What stays identical

  • Endpoint paths: /v1/chat/completions, /v1/embeddings, /v1/images/generations, /v1/audio/*, /v1/files
  • Request bodies (messages, tools, response_format, streaming)
  • Response shapes (id, choices, usage, system_fingerprint)
  • SSE streaming format including the final data: [DONE]
  • Tool calling, JSON mode, structured outputs, vision, PDF
  • Idempotency keys
  • Error envelope ({ "error": { "type", "code", "message" } })

What’s added

FeatureHow
Cost per requestHeader x-credits-used, plus a credits_used SSE chunk before [DONE]
Multi-provider modelsUse any model slug from GET /v1/models — Anthropic, Google, xAI, OSS — with the OpenAI SDK
Fallback routingConfigure in dashboard, headers x-model-used / x-fallback-from tell you what served
Usage analyticsPer-key, per-model, per-member breakdowns

What changes

Model slugs. OpenAI models keep their names (gpt-4o, gpt-4o-mini, text-embedding-3-large). For Anthropic/Google/xAI, use the slug from GET /v1/models — for example claude-sonnet-4-5, gemini-2-5-flash, grok-4. Auth. Use an Infery API key (inf_...) — your OpenAI key is not valid here. Create one in Settings → API Keys. Rate limits.
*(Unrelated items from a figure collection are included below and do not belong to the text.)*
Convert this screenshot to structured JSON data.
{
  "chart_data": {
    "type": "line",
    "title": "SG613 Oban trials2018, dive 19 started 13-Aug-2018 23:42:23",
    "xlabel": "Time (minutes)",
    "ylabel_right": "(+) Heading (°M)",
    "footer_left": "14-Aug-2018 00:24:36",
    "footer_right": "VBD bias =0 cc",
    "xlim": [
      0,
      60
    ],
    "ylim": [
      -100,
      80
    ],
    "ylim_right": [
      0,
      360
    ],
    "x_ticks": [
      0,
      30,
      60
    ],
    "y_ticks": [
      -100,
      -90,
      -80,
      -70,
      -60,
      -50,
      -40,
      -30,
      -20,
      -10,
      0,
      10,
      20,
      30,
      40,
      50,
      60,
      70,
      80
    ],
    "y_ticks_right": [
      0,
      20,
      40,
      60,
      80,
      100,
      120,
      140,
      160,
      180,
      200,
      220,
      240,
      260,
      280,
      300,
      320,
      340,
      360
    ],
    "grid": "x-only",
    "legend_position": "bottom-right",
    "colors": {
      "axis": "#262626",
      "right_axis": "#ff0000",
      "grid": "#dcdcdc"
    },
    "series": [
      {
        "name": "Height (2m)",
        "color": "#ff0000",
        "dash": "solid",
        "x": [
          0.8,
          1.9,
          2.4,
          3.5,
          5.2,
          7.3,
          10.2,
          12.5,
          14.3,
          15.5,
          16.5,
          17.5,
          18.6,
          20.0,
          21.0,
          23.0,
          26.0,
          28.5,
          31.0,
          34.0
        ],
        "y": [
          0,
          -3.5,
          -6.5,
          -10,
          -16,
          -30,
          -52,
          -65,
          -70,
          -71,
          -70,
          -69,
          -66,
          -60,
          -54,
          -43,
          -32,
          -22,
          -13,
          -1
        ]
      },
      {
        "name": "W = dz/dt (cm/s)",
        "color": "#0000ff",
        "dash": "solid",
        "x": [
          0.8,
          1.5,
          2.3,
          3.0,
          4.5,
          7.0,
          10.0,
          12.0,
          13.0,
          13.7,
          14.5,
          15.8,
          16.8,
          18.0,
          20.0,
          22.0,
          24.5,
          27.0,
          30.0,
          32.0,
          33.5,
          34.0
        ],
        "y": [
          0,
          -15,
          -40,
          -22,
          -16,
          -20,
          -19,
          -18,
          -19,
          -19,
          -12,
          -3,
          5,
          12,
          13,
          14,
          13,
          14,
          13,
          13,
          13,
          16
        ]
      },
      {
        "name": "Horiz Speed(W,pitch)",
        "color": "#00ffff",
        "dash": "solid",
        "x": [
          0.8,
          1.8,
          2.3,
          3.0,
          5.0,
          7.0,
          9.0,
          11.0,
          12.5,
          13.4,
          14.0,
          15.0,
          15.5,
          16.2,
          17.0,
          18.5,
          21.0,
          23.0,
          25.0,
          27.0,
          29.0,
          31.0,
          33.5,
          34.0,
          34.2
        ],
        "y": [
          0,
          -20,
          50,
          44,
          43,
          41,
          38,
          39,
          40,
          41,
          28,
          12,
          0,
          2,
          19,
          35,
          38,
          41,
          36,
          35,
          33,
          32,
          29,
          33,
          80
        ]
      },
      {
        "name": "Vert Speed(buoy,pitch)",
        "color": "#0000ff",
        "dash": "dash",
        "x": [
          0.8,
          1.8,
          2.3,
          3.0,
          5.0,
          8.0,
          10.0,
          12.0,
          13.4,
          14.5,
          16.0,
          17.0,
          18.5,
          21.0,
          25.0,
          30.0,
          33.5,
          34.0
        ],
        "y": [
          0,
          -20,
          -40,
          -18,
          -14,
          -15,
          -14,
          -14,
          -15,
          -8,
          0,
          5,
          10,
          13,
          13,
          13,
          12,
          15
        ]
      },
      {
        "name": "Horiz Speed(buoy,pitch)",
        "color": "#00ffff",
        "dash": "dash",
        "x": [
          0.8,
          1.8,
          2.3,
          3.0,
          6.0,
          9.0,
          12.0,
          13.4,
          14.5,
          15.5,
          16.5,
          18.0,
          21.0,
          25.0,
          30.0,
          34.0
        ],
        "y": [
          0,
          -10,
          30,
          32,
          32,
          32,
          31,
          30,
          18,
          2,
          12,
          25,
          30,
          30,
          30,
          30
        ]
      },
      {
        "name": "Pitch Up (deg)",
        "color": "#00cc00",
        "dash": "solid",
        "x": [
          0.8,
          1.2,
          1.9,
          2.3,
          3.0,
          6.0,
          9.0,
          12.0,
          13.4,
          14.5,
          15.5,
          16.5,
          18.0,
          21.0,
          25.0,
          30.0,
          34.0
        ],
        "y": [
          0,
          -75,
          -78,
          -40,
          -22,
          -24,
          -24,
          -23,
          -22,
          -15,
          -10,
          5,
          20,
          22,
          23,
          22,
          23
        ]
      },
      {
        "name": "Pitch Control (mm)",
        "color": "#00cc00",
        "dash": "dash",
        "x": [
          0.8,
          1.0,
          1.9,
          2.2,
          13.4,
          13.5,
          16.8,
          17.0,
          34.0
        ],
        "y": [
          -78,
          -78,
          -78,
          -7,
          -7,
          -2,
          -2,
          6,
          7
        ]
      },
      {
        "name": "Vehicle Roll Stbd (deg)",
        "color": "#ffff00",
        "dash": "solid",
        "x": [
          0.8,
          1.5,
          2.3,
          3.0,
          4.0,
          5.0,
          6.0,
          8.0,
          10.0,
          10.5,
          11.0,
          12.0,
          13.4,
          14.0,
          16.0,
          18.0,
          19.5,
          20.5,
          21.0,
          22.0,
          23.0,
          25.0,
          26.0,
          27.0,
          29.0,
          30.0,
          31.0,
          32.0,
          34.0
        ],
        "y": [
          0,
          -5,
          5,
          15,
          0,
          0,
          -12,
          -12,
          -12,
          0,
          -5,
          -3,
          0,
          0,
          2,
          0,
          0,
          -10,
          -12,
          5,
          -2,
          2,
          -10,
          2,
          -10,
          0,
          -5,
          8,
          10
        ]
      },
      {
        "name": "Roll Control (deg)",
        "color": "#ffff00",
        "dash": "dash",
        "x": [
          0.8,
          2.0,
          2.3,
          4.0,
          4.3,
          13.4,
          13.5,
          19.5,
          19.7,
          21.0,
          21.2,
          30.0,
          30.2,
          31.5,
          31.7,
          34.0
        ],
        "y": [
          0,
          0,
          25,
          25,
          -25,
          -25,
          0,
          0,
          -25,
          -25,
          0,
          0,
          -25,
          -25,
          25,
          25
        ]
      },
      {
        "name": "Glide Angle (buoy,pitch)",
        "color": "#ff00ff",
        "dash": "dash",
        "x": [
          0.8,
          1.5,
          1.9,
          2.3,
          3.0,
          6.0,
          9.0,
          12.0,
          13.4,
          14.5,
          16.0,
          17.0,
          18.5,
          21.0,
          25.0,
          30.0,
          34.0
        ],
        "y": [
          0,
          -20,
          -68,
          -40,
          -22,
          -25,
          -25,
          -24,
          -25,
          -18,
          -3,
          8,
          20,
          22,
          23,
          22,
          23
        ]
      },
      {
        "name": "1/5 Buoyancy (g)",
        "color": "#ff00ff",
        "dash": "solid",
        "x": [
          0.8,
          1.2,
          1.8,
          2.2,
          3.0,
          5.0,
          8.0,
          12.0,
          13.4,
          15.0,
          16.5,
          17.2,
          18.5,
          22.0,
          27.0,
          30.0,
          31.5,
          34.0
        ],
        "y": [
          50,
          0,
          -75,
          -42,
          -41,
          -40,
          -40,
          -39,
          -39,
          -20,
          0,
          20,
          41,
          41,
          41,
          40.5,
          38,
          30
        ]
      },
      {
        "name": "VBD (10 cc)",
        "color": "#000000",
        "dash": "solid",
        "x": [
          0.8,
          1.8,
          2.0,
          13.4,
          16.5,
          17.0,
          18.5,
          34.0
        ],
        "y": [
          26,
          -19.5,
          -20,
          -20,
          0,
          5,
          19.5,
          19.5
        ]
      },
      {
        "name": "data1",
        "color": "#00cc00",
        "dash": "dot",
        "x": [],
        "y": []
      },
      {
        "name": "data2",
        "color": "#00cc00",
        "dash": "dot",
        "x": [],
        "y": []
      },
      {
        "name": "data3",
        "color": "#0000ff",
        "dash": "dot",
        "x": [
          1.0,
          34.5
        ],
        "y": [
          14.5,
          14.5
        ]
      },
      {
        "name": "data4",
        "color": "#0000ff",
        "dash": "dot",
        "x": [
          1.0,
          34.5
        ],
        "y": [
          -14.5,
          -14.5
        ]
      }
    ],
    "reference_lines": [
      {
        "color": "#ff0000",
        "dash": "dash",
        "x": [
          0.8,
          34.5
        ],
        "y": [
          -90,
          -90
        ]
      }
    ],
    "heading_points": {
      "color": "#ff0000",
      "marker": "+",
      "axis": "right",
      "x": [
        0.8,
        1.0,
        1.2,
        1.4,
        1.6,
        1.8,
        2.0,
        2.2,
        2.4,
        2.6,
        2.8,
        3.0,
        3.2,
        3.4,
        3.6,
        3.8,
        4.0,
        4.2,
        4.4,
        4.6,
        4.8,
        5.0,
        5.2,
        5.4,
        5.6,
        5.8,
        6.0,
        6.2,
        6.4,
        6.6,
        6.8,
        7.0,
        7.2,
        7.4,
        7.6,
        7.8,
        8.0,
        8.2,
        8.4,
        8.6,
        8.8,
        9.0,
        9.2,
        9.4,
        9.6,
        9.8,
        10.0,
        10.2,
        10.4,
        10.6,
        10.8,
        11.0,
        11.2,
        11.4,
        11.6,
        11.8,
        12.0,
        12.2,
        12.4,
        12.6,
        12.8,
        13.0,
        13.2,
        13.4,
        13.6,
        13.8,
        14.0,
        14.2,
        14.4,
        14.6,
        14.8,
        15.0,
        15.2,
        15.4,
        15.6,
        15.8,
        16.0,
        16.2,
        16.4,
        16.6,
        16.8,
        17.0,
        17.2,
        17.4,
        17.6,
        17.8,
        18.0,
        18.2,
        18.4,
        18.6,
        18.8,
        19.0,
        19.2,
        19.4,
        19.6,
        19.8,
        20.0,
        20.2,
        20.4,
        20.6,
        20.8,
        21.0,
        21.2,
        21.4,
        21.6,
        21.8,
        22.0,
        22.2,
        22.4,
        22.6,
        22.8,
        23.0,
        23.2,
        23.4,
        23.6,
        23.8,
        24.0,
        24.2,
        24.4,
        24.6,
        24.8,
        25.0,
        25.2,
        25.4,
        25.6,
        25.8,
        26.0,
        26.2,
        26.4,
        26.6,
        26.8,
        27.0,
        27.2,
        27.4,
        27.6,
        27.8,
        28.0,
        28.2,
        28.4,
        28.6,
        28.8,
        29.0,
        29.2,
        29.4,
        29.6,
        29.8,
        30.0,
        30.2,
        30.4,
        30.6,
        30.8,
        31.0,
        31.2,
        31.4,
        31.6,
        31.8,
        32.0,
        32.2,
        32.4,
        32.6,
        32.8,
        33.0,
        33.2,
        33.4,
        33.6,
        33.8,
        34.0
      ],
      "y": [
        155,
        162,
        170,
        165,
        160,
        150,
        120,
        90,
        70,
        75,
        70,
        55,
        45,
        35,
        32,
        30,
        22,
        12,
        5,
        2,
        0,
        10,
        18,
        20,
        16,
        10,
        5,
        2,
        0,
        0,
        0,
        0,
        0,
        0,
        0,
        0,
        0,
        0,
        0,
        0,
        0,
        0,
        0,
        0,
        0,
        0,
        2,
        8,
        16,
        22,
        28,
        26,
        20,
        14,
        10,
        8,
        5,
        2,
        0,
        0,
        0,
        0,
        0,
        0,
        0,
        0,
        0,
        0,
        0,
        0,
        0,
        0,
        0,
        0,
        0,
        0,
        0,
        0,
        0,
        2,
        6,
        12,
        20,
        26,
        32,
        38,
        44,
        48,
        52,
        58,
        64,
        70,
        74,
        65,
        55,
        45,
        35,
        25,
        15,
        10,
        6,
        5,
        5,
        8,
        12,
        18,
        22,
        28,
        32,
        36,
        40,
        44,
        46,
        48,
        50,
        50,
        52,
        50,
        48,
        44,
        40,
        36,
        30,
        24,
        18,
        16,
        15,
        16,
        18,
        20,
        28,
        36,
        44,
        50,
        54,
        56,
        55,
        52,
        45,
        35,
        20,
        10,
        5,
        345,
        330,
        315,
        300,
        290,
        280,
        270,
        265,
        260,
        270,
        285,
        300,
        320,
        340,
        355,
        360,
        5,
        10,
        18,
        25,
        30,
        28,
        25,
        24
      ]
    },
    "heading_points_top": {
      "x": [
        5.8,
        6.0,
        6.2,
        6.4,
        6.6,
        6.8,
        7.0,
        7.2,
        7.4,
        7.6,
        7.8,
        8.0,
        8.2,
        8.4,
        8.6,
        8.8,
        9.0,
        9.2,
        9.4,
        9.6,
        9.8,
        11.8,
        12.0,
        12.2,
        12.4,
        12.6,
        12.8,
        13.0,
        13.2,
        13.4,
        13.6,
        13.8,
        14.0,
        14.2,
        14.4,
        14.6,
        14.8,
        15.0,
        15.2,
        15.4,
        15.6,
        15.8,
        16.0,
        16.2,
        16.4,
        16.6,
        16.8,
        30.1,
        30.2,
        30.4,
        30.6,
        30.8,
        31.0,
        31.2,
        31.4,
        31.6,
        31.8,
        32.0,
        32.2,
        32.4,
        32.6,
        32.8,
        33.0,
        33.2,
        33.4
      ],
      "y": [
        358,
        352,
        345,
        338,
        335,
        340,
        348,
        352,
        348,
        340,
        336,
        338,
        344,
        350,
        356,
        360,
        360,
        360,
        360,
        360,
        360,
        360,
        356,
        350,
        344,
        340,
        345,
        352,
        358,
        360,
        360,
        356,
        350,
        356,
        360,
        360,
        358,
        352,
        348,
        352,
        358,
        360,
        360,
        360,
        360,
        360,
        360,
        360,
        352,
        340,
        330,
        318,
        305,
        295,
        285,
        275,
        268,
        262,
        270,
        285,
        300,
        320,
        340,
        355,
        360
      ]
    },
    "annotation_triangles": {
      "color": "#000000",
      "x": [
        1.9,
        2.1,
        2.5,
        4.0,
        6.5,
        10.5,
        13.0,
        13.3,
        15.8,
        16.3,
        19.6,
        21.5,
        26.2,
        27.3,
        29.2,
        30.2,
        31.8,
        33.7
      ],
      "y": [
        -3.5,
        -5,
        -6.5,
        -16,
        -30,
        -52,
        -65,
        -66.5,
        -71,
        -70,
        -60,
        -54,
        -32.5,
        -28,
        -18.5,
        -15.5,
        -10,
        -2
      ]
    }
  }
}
Per-workspace, not per-OpenAI-org. See Rate limits. Billing. Single Infery invoice covers every provider. Your OpenAI billing relationship ends.

Checklist

  • Create an Infery API key
  • Replace OPENAI_API_KEY with INFERY_API_KEY in env config
  • Set base_url / baseURL to https://api.infery.ai/v1
  • Run your test suite — nothing else should change
  • (Optional) Set up a fallback chain for production resilience
  • (Optional) Add x-credits-used to your request logging

Things to watch

  • Org-level OpenAI features (project keys, fine-tunes, batch API) aren’t 1:1 yet — batch is on the roadmap.
  • System fingerprints are passed through from upstream when present, so determinism guarantees match the underlying provider.
  • If your code parses error messages by string, switch to error.code — it’s stable; messages are not.